As another example of tool implementation, try your hand at running FastQC using the R/Bioconductor Approach. There are several R pacakges that you can use. If you have installed FastQC, then you can use fastqcr. Alternatively, you can use an alternative pacakge called ShortRead. Once you have retrieved QC metrics using either R package, compare your results with that of Galaxy and FastQC locally. Also reflect on the difference in experience across these three platforms. Which was easiest to run? fastest? Which was easiest to interpret? Which one would you choose if you needed to run these QC metrics on a set of 100 fastqc files?
Look back at the Lab from Computational Biology where you learned to use AWK to manipulate VCF files. Now having learned more about this file format, why do you think a VCF file worked so well for this lab assignment working with the tool
awk?SAM/BAM CIGAR Strings: Alignment information encoded in SAM/BAM files use CIGAR strings. CIGAR (Compact Idiosyncratic Gapped Alignment Report) strings provide a compressed representation of how reads align to a reference genome. Given these CIGAR strings, decode what they mean: a).

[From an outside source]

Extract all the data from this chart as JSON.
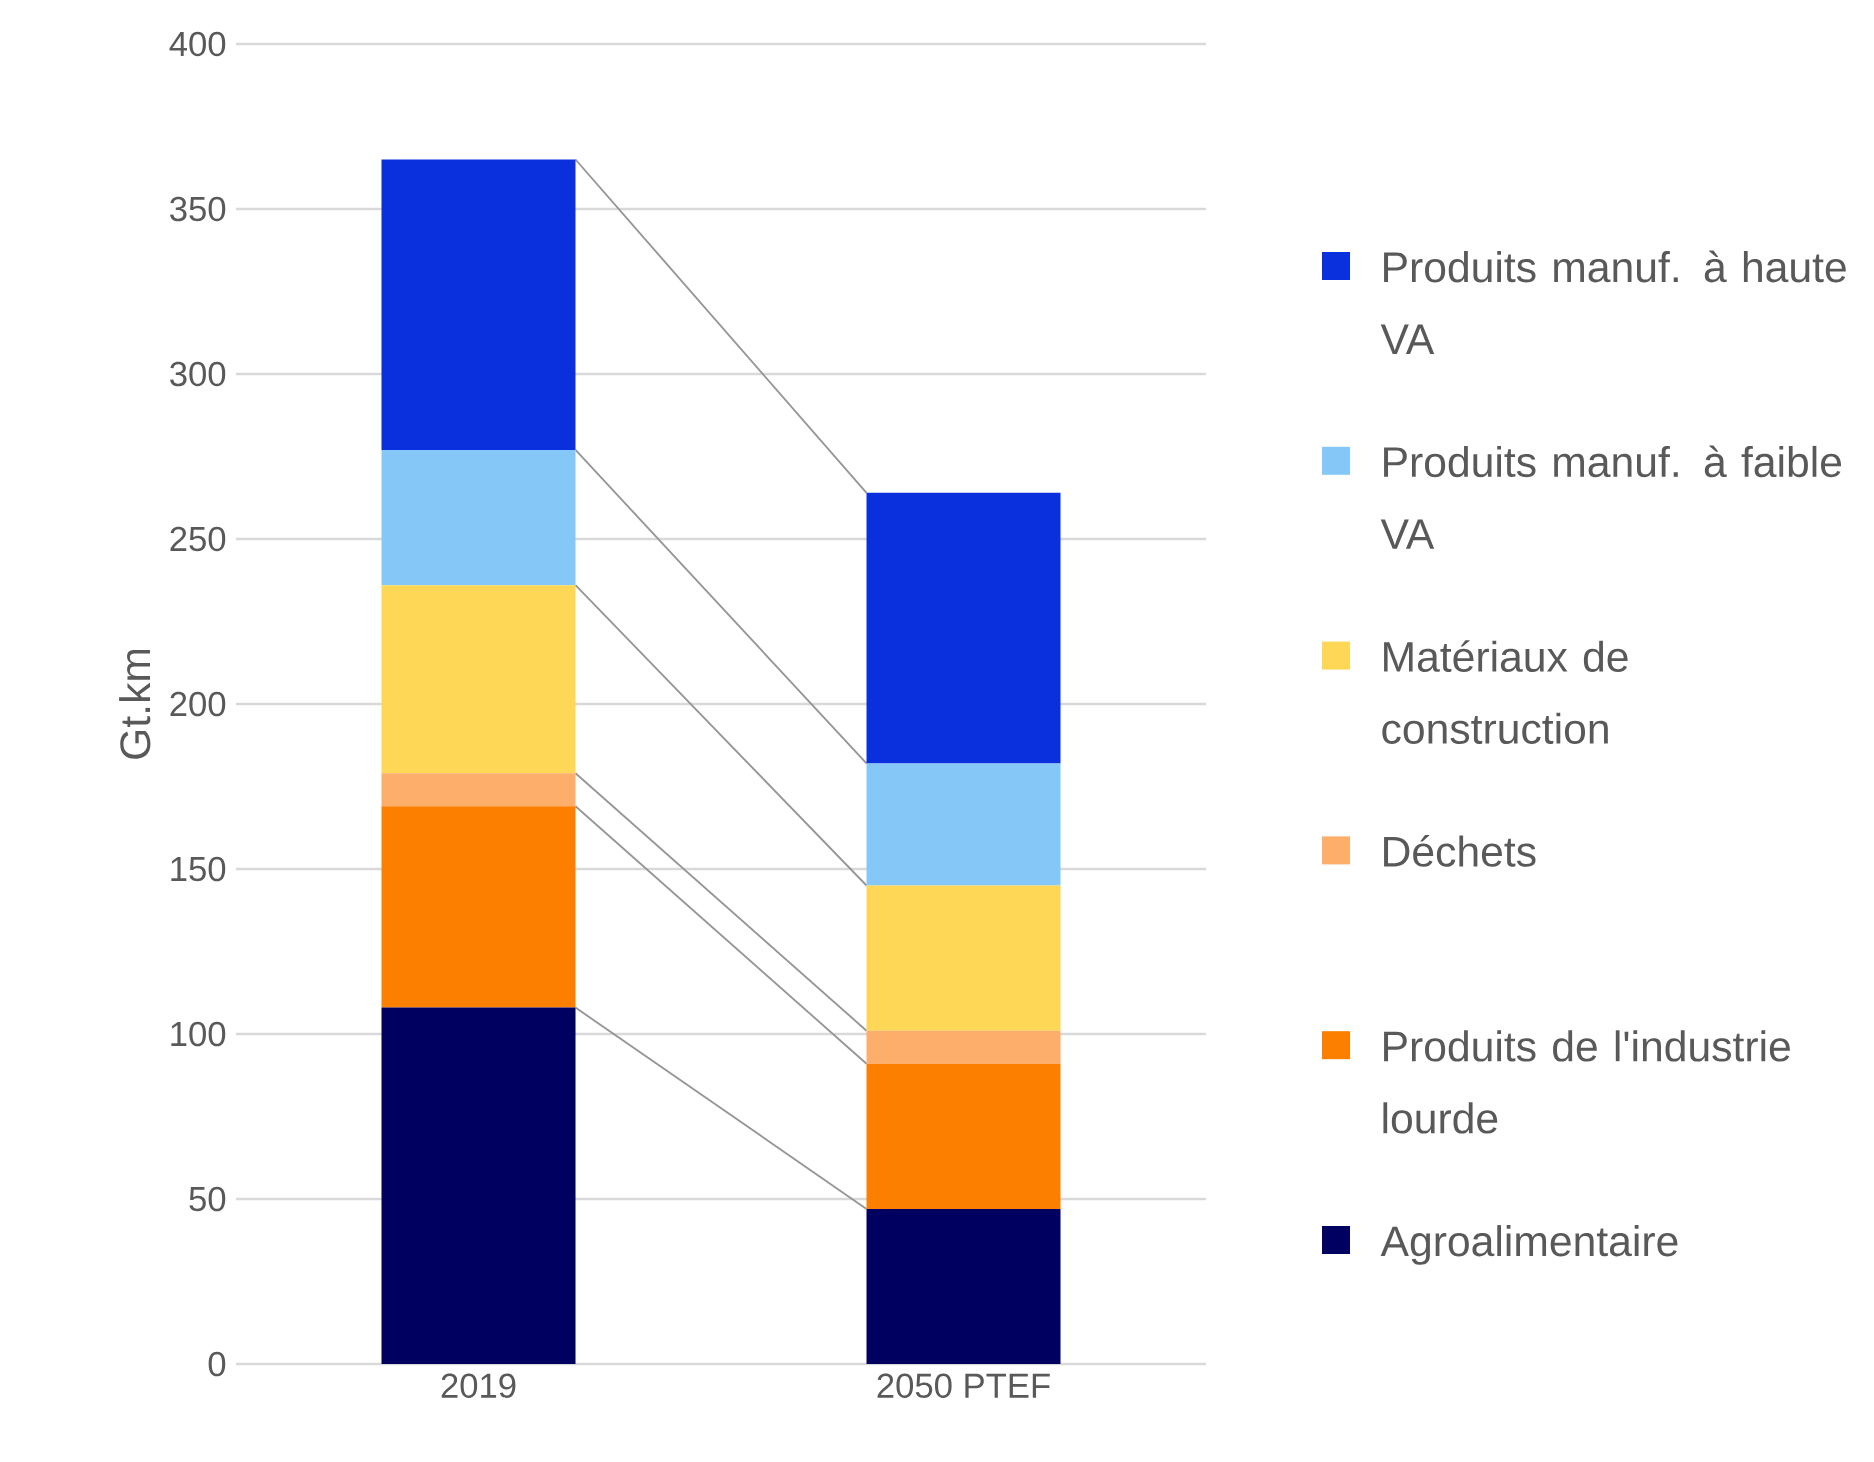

148M2S(from chapter example); b).50M1I49M; c).75M5D25M; d).10S90M. Write out what they mean in plain English. How long is each read corresponding to each string? What types of potential variants do these reads indicate?
3.10 Reflection Questions
Format Evolution and Compression: The chapter describes the evolution from FASTA → FASTQ → SAM → BAM → CRAM, with each format adding information or improving compression. Explain the trade-offs between human readability and computational efficiency in this progression. Why do you think FASTA has remained the standard for reference genomes for 40 years despite being uncompressed text, while CRAM has largely replaced SAM/BAM for aligned reads?
Phred Quality Score as ASCII: In the FastQ file format, Phred quality scores are encoded as ASCII (+33 offset) rather than raw numbers. Why do you think this format is preferred?
Phred Quality Score Encoding: FASTQ format encodes Phred quality scores as single ASCII characters with a +33 offset (e.g., Q30 becomes ‘?’) rather than storing them as numeric values (e.g., “30”). Why do you think was this ASCII encoding scheme chosen? What benefits do you think this conversion has in terms of file compression? For example, why might the string “?????” (five Q30 scores) compress differently than “30,30,30,30,30”? Would ASCII encoding help or hurt compression? What are the trade-offs between human-readability and computational efficiency?
Different ASCII encoding: The +33 offset specifically makes quality scores printable characters (! through ~). The earlier Solexa/Illumina 1.0 format used +64 offset (@ through ~). What practical problems might arise from having two different encoding schemes in the field? How would you detect which encoding a file uses?
Coordinate Systems and Biological Meaning: BED format uses 0-based start positions but 1-based end positions (0-based, half-open intervals), while VCF uses 1-based positions for both start and end. Discuss why these different conventions exist and how they affect biological interpretation. What errors might occur if you incorrectly convert between these systems? Provide a specific example with coordinates.